Where to Grow Broccoli
Broccoli needs at least six hours of full sun per day, and plenty of rich, well-drained soil. Amending the soil at planting time with plenty of compost and composted manure will result in strong, happy broccoli plants.
You can easily grow broccoli from transplants purchased at your local nursery. However, if you want to choose a less common variety, you’ll need to start from seed.
Start broccoli seeds indoors, eight weeks before your last spring frost date. Harden off and plant your seedlings approximately three to four weeks before your last frost date. Broccoli should be planted twelve to 24 inches apart. The farther you space them, the larger the heads will be.
For a fall crop, start seeds indoors (or direct sow) 90 days before your first fall frost date to allow plenty of time for a fall harvest. Fall is often an easier time to grow broccoli since cabbage worm is less of a problem later in the season.

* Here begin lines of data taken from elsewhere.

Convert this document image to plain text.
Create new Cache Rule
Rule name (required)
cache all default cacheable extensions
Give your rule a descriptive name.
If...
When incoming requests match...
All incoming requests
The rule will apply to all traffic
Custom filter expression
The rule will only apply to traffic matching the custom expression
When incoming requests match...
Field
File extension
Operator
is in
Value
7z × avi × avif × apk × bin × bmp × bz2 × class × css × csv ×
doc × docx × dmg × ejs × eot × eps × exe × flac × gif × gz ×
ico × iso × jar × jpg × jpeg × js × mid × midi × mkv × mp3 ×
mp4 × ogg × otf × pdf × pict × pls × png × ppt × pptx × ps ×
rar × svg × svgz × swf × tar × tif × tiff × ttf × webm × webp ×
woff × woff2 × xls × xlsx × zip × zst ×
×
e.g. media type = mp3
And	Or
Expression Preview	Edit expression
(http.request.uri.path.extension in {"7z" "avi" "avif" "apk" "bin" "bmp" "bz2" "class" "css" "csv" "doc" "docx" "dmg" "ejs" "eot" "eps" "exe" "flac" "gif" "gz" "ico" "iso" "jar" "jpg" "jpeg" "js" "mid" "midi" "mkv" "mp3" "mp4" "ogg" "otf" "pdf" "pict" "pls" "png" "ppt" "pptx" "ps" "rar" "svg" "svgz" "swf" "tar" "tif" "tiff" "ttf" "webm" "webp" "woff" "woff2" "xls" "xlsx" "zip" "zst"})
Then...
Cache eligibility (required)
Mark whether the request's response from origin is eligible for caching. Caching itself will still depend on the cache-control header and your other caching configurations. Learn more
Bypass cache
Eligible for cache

There are also several companion plants for broccoli that help broccoli grow and/or taste better, including onions, potatoes, and herbs such as dill and rosemary.
Growing Organic Broccoli
If you’ve planted your broccoli in soil amended with compost or manure, they won’t need any additional fertilizing during the growing season.
It’s most important to make sure that they are getting enough water. Lack of sufficient water will eventually stress the plant, and it may not form heads at all if that happens. Plants that are stressed are also much more susceptible to pest and disease problems.

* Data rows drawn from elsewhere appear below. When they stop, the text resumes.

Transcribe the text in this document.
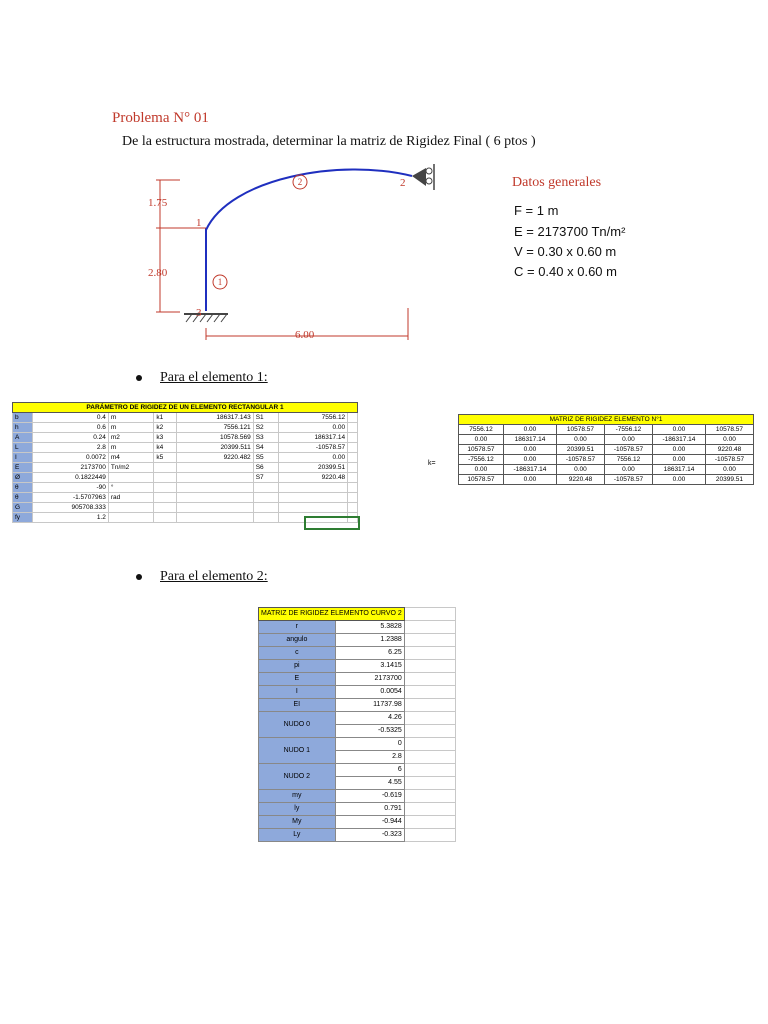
Problema N° 01
De la estructura mostrada, determinar la matriz de Rigidez Final ( 6 ptos )
2
1
1
2
3
1.75
2.80
6.00
Datos generales
F = 1 m
E = 2173700 Tn/m²
V = 0.30 x 0.60 m
C = 0.40 x 0.60 m
Para el elemento 1:
PARÁMETRO DE RIGIDEZ DE UN ELEMENTO RECTANGULAR 1							
b	0.4	m	k1	186317.143	S1	7556.12	
h	0.6	m	k2	7556.121	S2	0.00	
A	0.24	m2	k3	10578.569	S3	186317.14	
L	2.8	m	k4	20399.511	S4	-10578.57	
I	0.0072	m4	k5	9220.482	S5	0.00	
E	2173700	Tn/m2			S6	20399.51	
Ø	0.1822449				S7	9220.48	
θ	-90	°					
θ	-1.5707963	rad					
G	905708.333						
fy	1.2						
k=
MATRIZ DE RIGIDEZ ELEMENTO N°1					
7556.12	0.00	10578.57	-7556.12	0.00	10578.57
0.00	186317.14	0.00	0.00	-186317.14	0.00
10578.57	0.00	20399.51	-10578.57	0.00	9220.48
-7556.12	0.00	-10578.57	7556.12	0.00	-10578.57
0.00	-186317.14	0.00	0.00	186317.14	0.00
10578.57	0.00	9220.48	-10578.57	0.00	20399.51
Para el elemento 2:
MATRIZ DE RIGIDEZ ELEMENTO CURVO 2		
r	5.3828	
angulo	1.2388	
c	6.25	
pi	3.1415	
E	2173700	
I	0.0054	
EI	11737.98	
NUDO 0	4.26	
	-0.5325	
NUDO 1	0	
	2.8	
NUDO 2	6	
	4.55	
my	-0.619	
ly	0.791	
My	-0.944	
Ly	-0.323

The plants will grow so large that they will eventually shade the soil and prevent most weeds from germinating.
Until that happens, cultivate gently around your young broccoli plants, or hand-pull any weeds. You can also mulch with organic mulch such as straw or shredded leaves, to reduce weeds and help maintain soil moisture.
Broccoli Pests and Diseases
The most common insect pests for broccoli growers are cabbage worms, flea beetles, and cutworms.

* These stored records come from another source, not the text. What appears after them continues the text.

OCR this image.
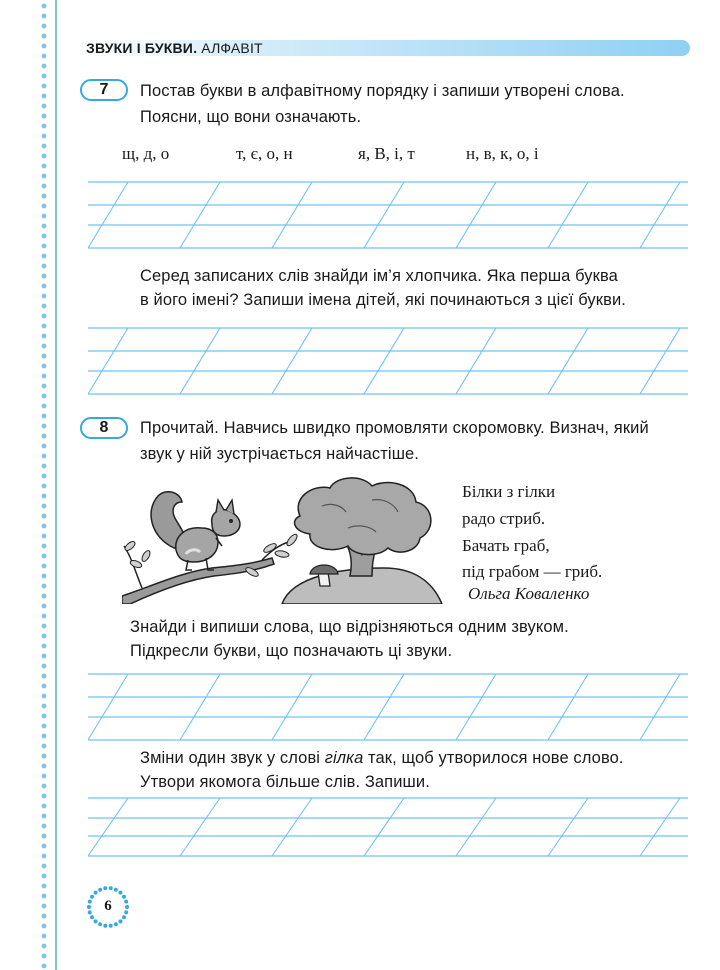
ЗВУКИ І БУКВИ. АЛФАВІТ
7	Постав букви в алфавітному порядку і запиши утворені слова.
Поясни, що вони означають.
щ, д, о	т, є, о, н	я, В, і, т	н, в, к, о, і
Серед записаних слів знайди ім’я хлопчика. Яка перша буква
в його імені? Запиши імена дітей, які починаються з цієї букви.
8	Прочитай. Навчись швидко промовляти скоромовку. Визнач, який
звук у ній зустрічається найчастіше.
Білки з гілки
радо стриб.
Бачать граб,
під грабом — гриб.
Ольга Коваленко
Знайди і випиши слова, що відрізняються одним звуком.
Підкресли букви, що позначають ці звуки.
Зміни один звук у слові гілка так, щоб утворилося нове слово.
Утвори якомога більше слів. Запиши.
6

- For cabbage worms, hand-pick any of the green worms you see. You can completely eliminate this problem by growing your broccoli under a floating row cover.
- For flea beetles, hand-pick, or grow under floating row covers.
- For cutworms, place a cut toilet paper or paper towel tube around any newly-planted seedlings. This should protect the stem from these pests.
You can harvest broccoli when the heads have reached their maximum size (this will depend on the variety you’re growing; check your seed packet) and the buds are still dark green and tightly formed. Cut each head off the plant individually; the plant may form a second crop of “side shoots” — small heads or florets that you can keep harvesting throughout the season.
Recommended Broccoli Varieties
- Calabrese Green Sprouting’ is a delicious Italian heirloom that forms a large head, plus plenty of side shoots.
- Romanesco Italia’ is another Italian heirloom with very flavorful, bright green heads.
- Waltham’ is a dependable heirloom variety that forms four to eight-inch heads, as well as a few side shoots.
- De Cicco’ forms small, 3 to 4-inch heads and lots of side shoots — this variety is great for those gardeners who want an extended harvest period.
Growing broccoli is well worth the time and effort. Delicious, healthful, and beautiful, it is definitely a vegetable worth growing!